Но в эросе есть реальное ядро, заслуживающее вечности. Очень мучительно забвение. В забвении есть измена, предание вечности потоку времени. Иногда сон напоминает о забытом, и тогда печаль охватывает душу. Жизнь эротическая, за вычетом отдельных мгновений, самая печальная сторона человеческой жизни. Если забвение бывает изменой ценному, то воспоминание часто бывает восстановлением и того, что противоположно ценности. Я никогда не любил воспоминаний в этой сфере жизни, никогда не говорил об этом. Любви присущ глубокий внутренний трагизм, и не случайно любовь связана со смертью. Существует трагический конфликт любви и творчества. Эта тема гениально выражена Ибсеном.
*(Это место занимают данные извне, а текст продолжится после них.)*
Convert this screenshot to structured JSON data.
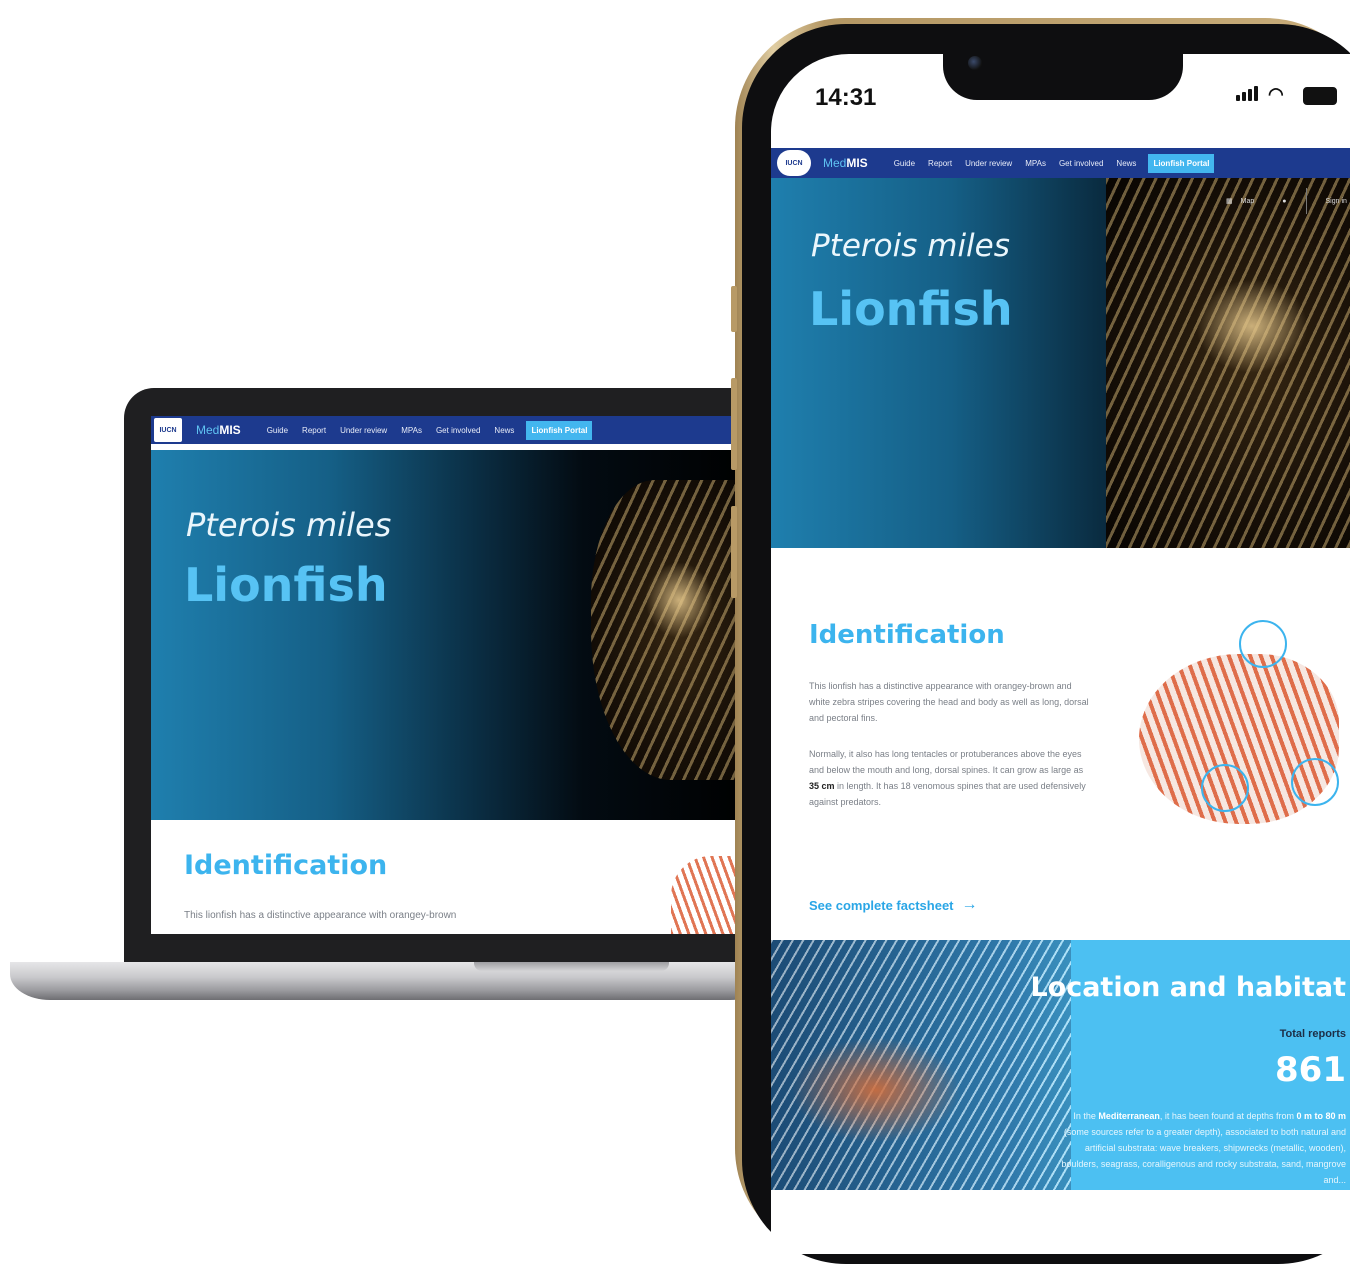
{
  "nav": {
    "logo": "IUCN",
    "brand_prefix": "Med",
    "brand_suffix": "MIS",
    "items": [
      "Guide",
      "Report",
      "Under review",
      "MPAs",
      "Get involved",
      "News",
      "Lionfish Portal"
    ],
    "active_index": 6,
    "map_label": "Map",
    "sign_in": "Sign in"
  },
  "hero": {
    "scientific_name": "Pterois miles",
    "common_name": "Lionfish"
  },
  "phone_status": {
    "time": "14:31"
  },
  "identification": {
    "title": "Identification",
    "laptop_text": "This lionfish has a distinctive appearance with orangey-brown",
    "para1": "This lionfish has a distinctive appearance with orangey-brown and white zebra stripes covering the head and body as well as long, dorsal and pectoral fins.",
    "para2_before": "Normally, it also has long tentacles or protuberances above the eyes and below the mouth and long, dorsal spines. It can grow as large as ",
    "para2_bold": "35 cm",
    "para2_after": " in length. It has 18 venomous spines that are used defensively against predators.",
    "link": "See complete factsheet"
  },
  "location": {
    "title": "Location and habitat",
    "total_label": "Total reports",
    "total_value": "861",
    "text_a": "In the ",
    "text_b": "Mediterranean",
    "text_c": ", it has been found at depths from ",
    "text_d": "0 m to 80 m",
    "text_e": " (some sources refer to a greater depth), associated to both natural and artificial substrata: wave breakers, shipwrecks (metallic, wooden), boulders, seagrass, coralligenous and rocky substrata, sand, mangrove and..."
  },
  "colors": {
    "nav_blue": "#1d3a8e",
    "accent_cyan": "#43b6ef",
    "title_cyan": "#3cb4ee",
    "location_bg": "#4cc0f2"
  }
}
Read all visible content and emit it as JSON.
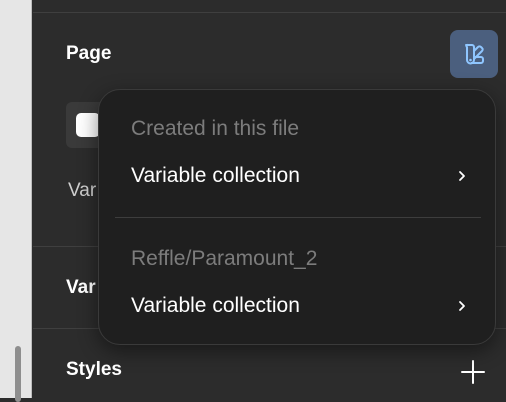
{
  "panel": {
    "page_section": {
      "title": "Page",
      "variables_label_partial": "Var"
    },
    "variables_section": {
      "title_partial": "Var"
    },
    "styles_section": {
      "title": "Styles"
    }
  },
  "dropdown": {
    "groups": [
      {
        "header": "Created in this file",
        "item_label": "Variable collection"
      },
      {
        "header": "Reffle/Paramount_2",
        "item_label": "Variable collection"
      }
    ]
  }
}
Мне всегда казалось странным, когда люди говорят о радостях любви. Более естественно было бы, при более глубоком взгляде на жизнь, говорить о трагизме любви и печали любви. Когда я видел счастливую любящую пару, я испытывал смертельную печаль. Любовь, в сущности, не знает исполнившихся надежд. Бывает иногда сравнительно счастливая семейная жизнь, но это счастливая обыденность. Если я и был романтиком, то романтиком, лишенным иллюзий, надежды и способности к идеализации действительности, романтиком, слишком реалистически воспринимавшим действительность. В социальной стороне любви я себя чувствовал революционером и требовал революции в этой области. Я обличал низость организующейся и деспотической обыденности. У меня была страсть к свободе, к свободе и в любви, хотя я отлично знал, что любовь может быть рабством. Больше всего трогала меня любовь каритативная, любовь-жалость и отталкивала любовь эгоцентрическая и вампирическая. Но бывает, хотя и не часто, необыкновенная любовь, связанная с духовным смыслом жизни.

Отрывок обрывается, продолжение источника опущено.